‘Caminhos e Memória’ propõe uma nova escuta da música instrumental brasileira

Projeto do PIG Orkestra Trio transforma o álbum físico em experiência expandida, unindo arte, pesquisa e tecnologia

Por Murilo Aguiar

Trio durante apresentação no Jardim Santa Rosália: sonoridade minimalista que privilegia o diálogo entre os instrumentos

O lançamento do álbum “Caminhos e Memória”, do PIG Orkestra Trio, transforma o tradicional vinil em uma experiência artística expandida e propõe um novo olhar sobre a música instrumental brasileira em plena era do streaming.

Apresentado no Castelo Cultural, na avenida São Francisco, Jardim Santa Rosália, em Sorocaba, na sexta-feira (24), o projeto idealizado por Paulo Godoi vai além do formato fonográfico ao reposicionar o disco físico como um objeto híbrido, capaz de integrar fruição estética, conteúdo educacional e recursos digitais.

Com uma abordagem avant-garde e influências que transitam entre o erudito, o jazz e a música popular brasileira, o álbum revisita nomes como Heitor Villa-Lobos, Pixinguinha, Tom Jobim, Hermeto Pascoal e Egberto Gismonti.
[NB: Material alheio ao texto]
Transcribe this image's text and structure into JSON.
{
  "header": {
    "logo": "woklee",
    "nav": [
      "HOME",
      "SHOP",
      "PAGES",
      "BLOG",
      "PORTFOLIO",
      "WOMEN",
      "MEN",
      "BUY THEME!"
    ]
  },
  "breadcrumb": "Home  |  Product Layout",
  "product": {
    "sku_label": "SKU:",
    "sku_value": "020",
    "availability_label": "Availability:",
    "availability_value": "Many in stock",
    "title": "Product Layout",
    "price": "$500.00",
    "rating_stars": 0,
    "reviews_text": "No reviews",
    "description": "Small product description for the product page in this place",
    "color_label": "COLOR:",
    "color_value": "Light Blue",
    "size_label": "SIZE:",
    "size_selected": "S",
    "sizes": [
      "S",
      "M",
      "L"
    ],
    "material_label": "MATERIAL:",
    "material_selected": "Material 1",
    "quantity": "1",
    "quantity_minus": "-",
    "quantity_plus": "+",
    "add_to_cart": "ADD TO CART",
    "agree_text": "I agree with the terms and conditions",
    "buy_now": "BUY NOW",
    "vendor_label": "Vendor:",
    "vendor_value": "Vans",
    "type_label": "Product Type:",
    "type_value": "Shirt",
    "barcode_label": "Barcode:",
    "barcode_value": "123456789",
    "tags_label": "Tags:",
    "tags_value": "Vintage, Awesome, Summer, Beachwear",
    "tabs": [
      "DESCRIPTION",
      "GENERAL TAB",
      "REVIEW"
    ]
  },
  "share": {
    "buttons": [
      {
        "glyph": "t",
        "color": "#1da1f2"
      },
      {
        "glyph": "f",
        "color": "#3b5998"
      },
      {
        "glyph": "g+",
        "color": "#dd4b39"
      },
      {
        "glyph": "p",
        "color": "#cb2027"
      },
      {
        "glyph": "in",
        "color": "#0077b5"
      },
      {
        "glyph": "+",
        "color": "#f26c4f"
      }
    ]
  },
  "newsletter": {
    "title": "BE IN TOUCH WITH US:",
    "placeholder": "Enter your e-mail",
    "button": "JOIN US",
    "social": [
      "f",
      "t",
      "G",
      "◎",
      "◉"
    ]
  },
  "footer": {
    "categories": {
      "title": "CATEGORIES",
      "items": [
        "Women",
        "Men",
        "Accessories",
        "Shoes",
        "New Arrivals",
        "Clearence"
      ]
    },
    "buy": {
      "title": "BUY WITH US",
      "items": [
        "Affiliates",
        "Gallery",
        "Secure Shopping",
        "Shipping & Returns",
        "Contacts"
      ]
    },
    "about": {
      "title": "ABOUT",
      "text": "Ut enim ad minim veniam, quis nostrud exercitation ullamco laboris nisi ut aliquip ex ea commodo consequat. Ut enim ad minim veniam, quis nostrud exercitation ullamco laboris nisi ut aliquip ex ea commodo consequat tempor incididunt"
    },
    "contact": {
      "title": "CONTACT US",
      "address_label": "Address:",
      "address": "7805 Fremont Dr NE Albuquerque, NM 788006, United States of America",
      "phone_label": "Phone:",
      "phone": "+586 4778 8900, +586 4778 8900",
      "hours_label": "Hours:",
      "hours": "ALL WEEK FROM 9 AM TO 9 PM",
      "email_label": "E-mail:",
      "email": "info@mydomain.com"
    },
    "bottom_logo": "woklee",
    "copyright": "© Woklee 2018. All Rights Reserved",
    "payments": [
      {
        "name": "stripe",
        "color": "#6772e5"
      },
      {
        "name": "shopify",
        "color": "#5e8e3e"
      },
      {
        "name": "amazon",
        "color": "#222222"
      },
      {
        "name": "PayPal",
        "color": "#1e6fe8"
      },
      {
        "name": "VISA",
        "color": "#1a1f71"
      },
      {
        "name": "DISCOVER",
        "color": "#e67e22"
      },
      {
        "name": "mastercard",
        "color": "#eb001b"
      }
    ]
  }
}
Os arranjos autorais exploram texturas, pausas e improvisações, criando uma escuta sensível e detalhada.

A proposta se concretiza na chamada “Edição Física Advanced”, que reúne, além dos fonogramas, partituras, backing tracks, videoclipes, making of, photobook exclusivo e acesso a conteúdos digitais expandidos. A iniciativa busca resgatar o caráter tátil e ritualístico do álbum físico, em contraponto à escuta fragmentada predominante nas plataformas digitais.
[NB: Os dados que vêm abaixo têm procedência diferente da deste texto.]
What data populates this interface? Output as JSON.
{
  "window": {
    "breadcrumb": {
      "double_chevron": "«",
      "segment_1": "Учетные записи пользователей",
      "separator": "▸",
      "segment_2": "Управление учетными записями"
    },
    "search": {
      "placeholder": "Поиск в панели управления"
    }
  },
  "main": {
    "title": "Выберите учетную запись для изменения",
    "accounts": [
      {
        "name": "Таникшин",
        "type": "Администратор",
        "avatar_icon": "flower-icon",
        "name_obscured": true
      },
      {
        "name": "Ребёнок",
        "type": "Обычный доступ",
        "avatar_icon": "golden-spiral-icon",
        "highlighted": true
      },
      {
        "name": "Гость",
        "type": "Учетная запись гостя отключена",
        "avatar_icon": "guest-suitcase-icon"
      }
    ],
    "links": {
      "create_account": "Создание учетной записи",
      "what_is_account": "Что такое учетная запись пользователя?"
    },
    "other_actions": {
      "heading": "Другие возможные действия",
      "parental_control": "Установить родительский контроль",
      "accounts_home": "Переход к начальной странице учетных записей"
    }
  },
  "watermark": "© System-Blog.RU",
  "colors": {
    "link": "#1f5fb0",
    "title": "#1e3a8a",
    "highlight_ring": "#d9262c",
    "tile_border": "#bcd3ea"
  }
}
Inspirado em formações camerísticas e na estética experimental dos anos 1960, o trio — formado por saxofone/flauta, guitarra e contrabaixo acústico — constrói uma sonoridade minimalista que privilegia o diálogo entre os instrumentos.
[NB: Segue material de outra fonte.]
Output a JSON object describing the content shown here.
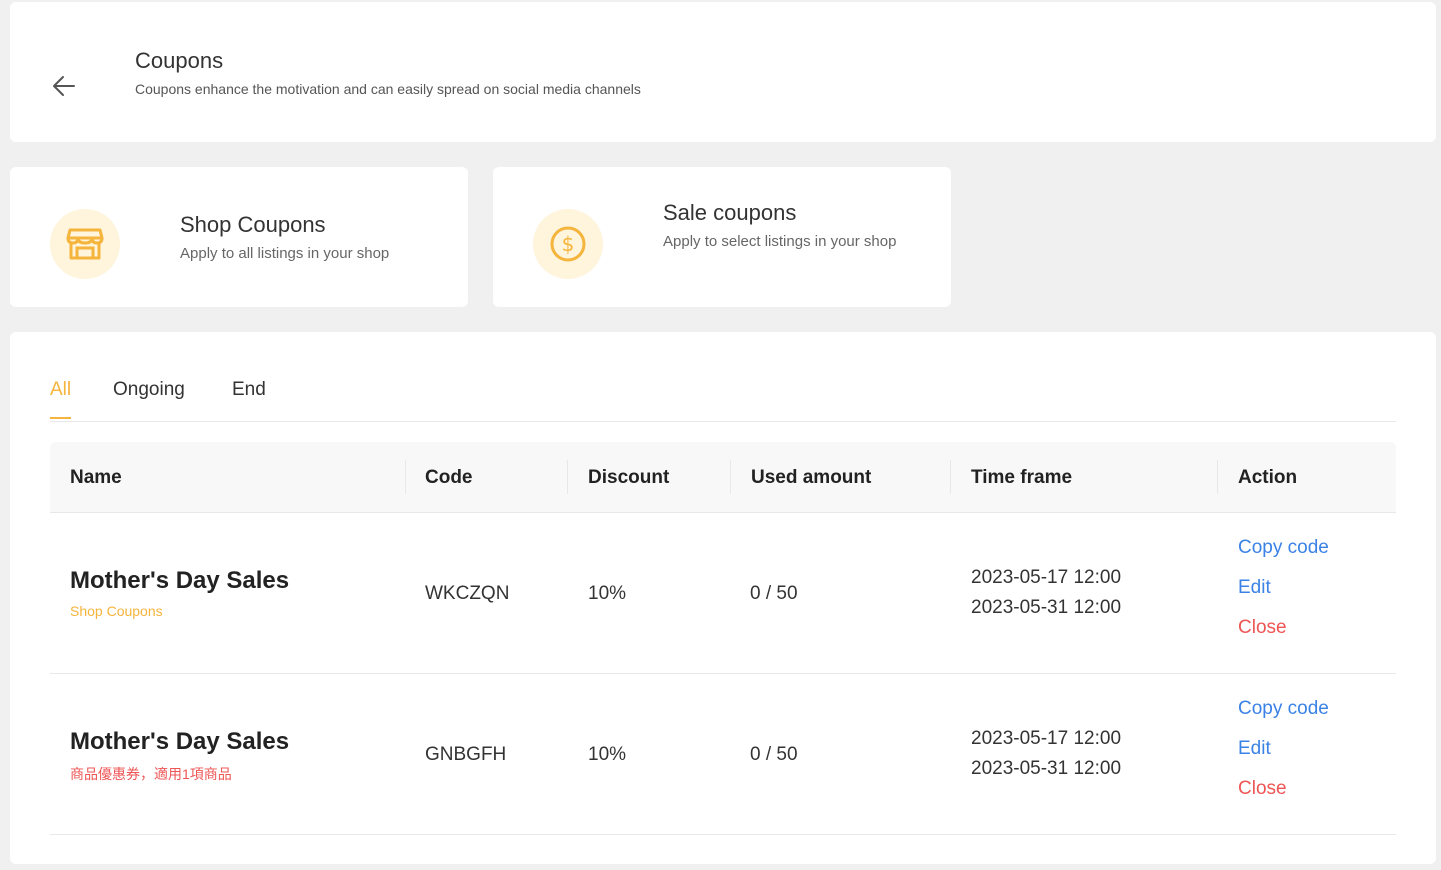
{
  "header": {
    "title": "Coupons",
    "subtitle": "Coupons enhance the motivation and can easily spread on social media channels"
  },
  "coupon_types": {
    "shop": {
      "title": "Shop Coupons",
      "description": "Apply to all listings in your shop",
      "icon": "store-icon"
    },
    "sale": {
      "title": "Sale coupons",
      "description": "Apply to select listings in your shop",
      "icon": "dollar-coin-icon"
    }
  },
  "tabs": [
    {
      "label": "All",
      "active": true
    },
    {
      "label": "Ongoing",
      "active": false
    },
    {
      "label": "End",
      "active": false
    }
  ],
  "table": {
    "columns": [
      "Name",
      "Code",
      "Discount",
      "Used amount",
      "Time frame",
      "Action"
    ],
    "rows": [
      {
        "name": "Mother's Day Sales",
        "tag": "Shop Coupons",
        "tag_color": "#f5b43c",
        "code": "WKCZQN",
        "discount": "10%",
        "used": "0 / 50",
        "start": "2023-05-17 12:00",
        "end": "2023-05-31 12:00",
        "actions": {
          "copy": "Copy code",
          "edit": "Edit",
          "close": "Close"
        }
      },
      {
        "name": "Mother's Day Sales",
        "tag": "商品優惠券，適用1項商品",
        "tag_color": "#ee5555",
        "code": "GNBGFH",
        "discount": "10%",
        "used": "0 / 50",
        "start": "2023-05-17 12:00",
        "end": "2023-05-31 12:00",
        "actions": {
          "copy": "Copy code",
          "edit": "Edit",
          "close": "Close"
        }
      }
    ]
  },
  "colors": {
    "accent": "#f5b43c",
    "link": "#3b82e6",
    "danger": "#ee5555",
    "background": "#f0f0f0"
  }
}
Para o contrabaixista Sandro Alves, a participação no projeto representou uma imersão profunda no processo criativo. “Participar da gravação foi uma experiência enriquecedora, marcada pelo contato direto com todas as etapas da produção musical”, comenta.

Ainda conforme ele, “o ambiente colaborativo favoreceu a troca de conhecimentos e ampliou a compreensão sobre os processos que dão forma à obra”. Sobre o lançamento, Sandro complementa: “Ver o trabalho ganhar vida no palco consolidou uma vivência significativa, que reforça a motivação para novos desafios”.

A proposta também chamou a atenção do contrabaixista convidado Valgério Gianotto, que destaca o caráter estruturado do projeto. “Não se trata apenas de um álbum, mas da materialização de uma proposta consistente, que conecta arte e método de forma rara no cenário atual”, avalia. Segundo ele, a iniciativa, vinculada à pesquisa “Da Ideia ao Palco”, demonstra que “é possível alinhar criação e produção com clareza, intenção e resultado”.

Já a pianista convidada Giovanna Tardelli ressalta o rigor artístico da obra. “O álbum revela um trabalho de alta qualidade, fruto de pesquisa consistente e atenção aos detalhes. Da escolha do repertório à formação da equipe, tudo foi conduzido com precisão”, afirma. Ela também destaca o clima do lançamento: “Foi uma noite marcada não apenas pelo espetáculo, mas pelo encontro e pela troca entre os músicos”.

Além da dimensão artística, “Caminhos e Memória” integra uma pesquisa de mestrado que investiga a produção musical contemporânea, conectando prática criativa e metodologia aplicada. O resultado é um projeto que se posiciona tanto como obra estética quanto como modelo de produção dentro da economia criativa.

Ao apostar em tiragem especial e curadoria refinada, o álbum se consolida como item de coleção e propõe uma reflexão sobre o valor da experiência musical em tempos de consumo imediato — um convite, nas palavras de Paulo Godoi, para “ouvir devagar e deixar que a música permaneça, abrindo caminhos na memória”.